Stratégies pour atténuer le biais implicite en dentisterie

Lutter contre les biais ne consiste pas à désigner des coupables, mais à encourager la responsabilité et l’engagement envers le développement professionnel. Les stratégies suivantes peuvent aider les professionnels dentaires à atténuer l’impact du biais implicite :

  • Sensibilisation : Pratiquer l’autoréflexion et utiliser des outils tels que le Test d’association implicite (TAI)pour identifier d’éventuels aspects non perçus. Participer à des programmes de formation axés sur la compétence culturelle et la prise de conscience des biais peut renforcer la compréhension de l’impact des biais inconscients sur les interactions cliniques.
  • Encourager l’empathie : Cultiver l’empathie et pratiquer l’écoute active.
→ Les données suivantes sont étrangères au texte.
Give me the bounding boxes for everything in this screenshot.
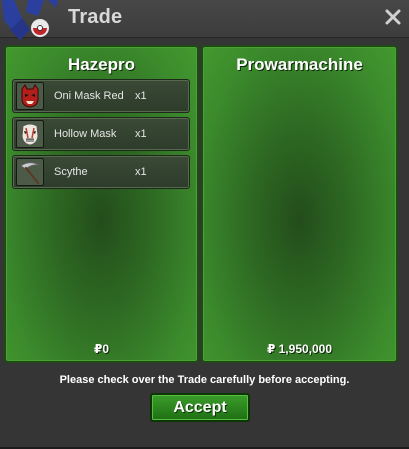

En posant des questions ouvertes et en cherchant à comprendre les préoccupations et priorités uniques de chaque patient, les praticiens peuvent éviter de faire des suppositions basées sur des caractéristiques superficielles.
  • Standardiser les processus : Mettre en œuvre des protocoles standardisés pour les recommandations de traitement et la communication avec les patients. Présenter toutes les options de traitement de manière cohérente — indépendamment du statut d’assurance ou de la capacité perçue à payer du patient — favorise l’équité et le respect des normes fondées sur des preuves.

Le rôle du changement systémique

Bien que les efforts individuels soient essentiels, un changement systémique au sein de la profession dentaire est tout aussi nécessaire. L’intégration de formations sur les biais implicites dans les programmes d’études en odontologie prépare les futurs praticiens à offrir des soins équitables aux patients. Le développement de la diversité au sein du personnel favorise la compétence culturelle et l’empathie en reflétant les communautés desservies. Par ailleurs, la recherche continue sur les manifestations et les conséquences des biais en dentisterie, permettra de développer des interventions ciblées pour réduire les disparités.

Conclusion

En tant que professionnels du secteur dentaire, il nous incombe de réfléchir de manière critique à nos propres pratiques. Travaillons-nous activement à ce que nos biais ne compromettent pas la qualité des soins prodigués à nos patients ? En nous engageant dans un processus continu d’auto-examen et d’amélioration systémique, nous faisons progresser une profession fondée sur les principes d’équité, d’inclusion et d’excellence dans la prise en charge des patients. Le chemin vers un changement significatif commence par chacun d’entre nous.